アベノミクス論争は無駄である
論点2)アベノミクスは成功したのか
幅広い解釈に基づき、政権サイドの目的からすれば、就任後3年が経過しても、一定の支持率を保ち、選挙も勝ち続けてきたから成功と言えるだろう。政権維持という目的は達成されている。
論点3)アベノミクスで経済はよくなったのか
これは選挙的には、次の論点になる。
論点3-1 民主党政権時と現在の安倍政権時では、どちらの方が経済の状態が良いか
景気ということであれば、ここは解釈の余地なく、現在の方が良い。GDPの水準で見ても、雇用数で見ても、どの数字をとっても現在の方が景気は良い。
長期的な経済状況という意味では、どちらも良くも悪くもない。長期的な日本経済の状態に変化はない。
一方、金融政策や財政状況により、長期的なリスクが現在の方が高まっている。
よって、短期的な景気はよくなったが、長期的なリスクは高まった、というのが公平な評価であろう。
論点3-2 その結果は、アベノミクスによるものか。あるいは民主党の経済政策によるものか。
どちらでもない。
これが経済政策論争、アベノミクスが、今回の参議院選挙、前回の衆議院選挙で争点にならなかった理由である。今回の論戦もすべて無駄である。
なぜなら、日本経済は、アベノミクスと無関係に回復しているからである。
アベノミクスで経済は良くなったのか──関係ない。
短期的な景気は安倍政権になってとてもよくなったが、それはアベノミクスによるものではなく、いかなる経済政策によるものでもない。
日本経済は、自律的な景気循環および、世界的な景気回復により、景気がよくなったのである。

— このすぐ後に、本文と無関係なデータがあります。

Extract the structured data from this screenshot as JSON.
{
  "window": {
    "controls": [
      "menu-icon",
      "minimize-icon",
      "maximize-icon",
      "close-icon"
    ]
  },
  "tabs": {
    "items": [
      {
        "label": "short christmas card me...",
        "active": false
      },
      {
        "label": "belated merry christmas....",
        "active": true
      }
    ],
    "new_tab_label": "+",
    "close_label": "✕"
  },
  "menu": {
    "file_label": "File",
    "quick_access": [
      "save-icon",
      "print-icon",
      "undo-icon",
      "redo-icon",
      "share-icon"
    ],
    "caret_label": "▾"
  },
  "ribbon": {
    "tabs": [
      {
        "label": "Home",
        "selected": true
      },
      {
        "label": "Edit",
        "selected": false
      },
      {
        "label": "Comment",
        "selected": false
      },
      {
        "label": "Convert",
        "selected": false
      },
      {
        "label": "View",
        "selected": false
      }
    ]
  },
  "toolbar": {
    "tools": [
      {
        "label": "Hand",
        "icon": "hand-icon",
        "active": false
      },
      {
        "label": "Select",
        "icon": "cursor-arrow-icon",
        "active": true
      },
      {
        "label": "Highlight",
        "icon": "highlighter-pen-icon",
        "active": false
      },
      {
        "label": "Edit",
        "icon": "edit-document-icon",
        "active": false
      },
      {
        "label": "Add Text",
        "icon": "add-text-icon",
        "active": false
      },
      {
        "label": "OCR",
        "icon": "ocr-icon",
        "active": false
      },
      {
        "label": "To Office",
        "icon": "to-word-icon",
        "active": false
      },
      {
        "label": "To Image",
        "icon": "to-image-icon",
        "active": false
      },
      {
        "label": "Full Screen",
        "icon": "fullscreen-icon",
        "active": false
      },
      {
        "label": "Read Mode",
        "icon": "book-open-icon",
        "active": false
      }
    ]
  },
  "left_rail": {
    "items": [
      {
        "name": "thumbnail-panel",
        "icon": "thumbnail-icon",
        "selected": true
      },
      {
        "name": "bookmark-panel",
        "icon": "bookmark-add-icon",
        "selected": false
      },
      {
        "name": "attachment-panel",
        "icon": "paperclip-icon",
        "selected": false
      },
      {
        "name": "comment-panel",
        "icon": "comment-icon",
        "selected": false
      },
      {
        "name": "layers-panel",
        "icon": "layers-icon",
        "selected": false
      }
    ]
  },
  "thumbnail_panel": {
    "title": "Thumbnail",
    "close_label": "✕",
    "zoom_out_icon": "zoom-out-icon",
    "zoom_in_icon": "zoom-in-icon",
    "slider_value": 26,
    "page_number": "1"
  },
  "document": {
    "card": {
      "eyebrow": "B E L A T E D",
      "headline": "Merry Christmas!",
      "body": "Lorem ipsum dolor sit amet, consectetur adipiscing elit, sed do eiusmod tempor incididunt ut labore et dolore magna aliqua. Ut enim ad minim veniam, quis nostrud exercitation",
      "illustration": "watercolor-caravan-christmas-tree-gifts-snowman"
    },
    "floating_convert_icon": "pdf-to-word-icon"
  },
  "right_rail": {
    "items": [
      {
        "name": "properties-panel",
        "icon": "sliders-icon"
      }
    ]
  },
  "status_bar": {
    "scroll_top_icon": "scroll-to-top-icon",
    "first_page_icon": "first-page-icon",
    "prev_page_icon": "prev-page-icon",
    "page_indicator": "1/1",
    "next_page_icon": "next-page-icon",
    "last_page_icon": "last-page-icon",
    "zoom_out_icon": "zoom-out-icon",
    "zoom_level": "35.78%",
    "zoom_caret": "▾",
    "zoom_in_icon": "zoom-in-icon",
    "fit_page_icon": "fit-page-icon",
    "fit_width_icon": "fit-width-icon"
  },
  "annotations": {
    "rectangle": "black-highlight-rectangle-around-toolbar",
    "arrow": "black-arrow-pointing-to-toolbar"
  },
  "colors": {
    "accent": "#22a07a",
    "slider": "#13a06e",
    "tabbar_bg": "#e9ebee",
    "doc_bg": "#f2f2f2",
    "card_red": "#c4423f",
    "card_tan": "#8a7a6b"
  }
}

したがって、現在の景気状況に基づいて、経済政策論争、これまでの経済政策の評価をすることは意味がない。
現在の政策論争の論点を挙げてみよう。
論点A)民主党政権時の方が経済成長率が高い
これは事実である。しかし、民主党の経済政策が良かったことを意味しない。リーマンショック後であるから、急激に落ち込んだ反動で景気が大きく回復したからである。増加率が大きいだけで、GDPの水準は低く、2010年から12年の方が経済状態が良かったというのは誤りである。経済政策が現在よりも良かったかどうかも分からない。状況が違いすぎて、客観的な比較は出来ない。意見は様々であろうが。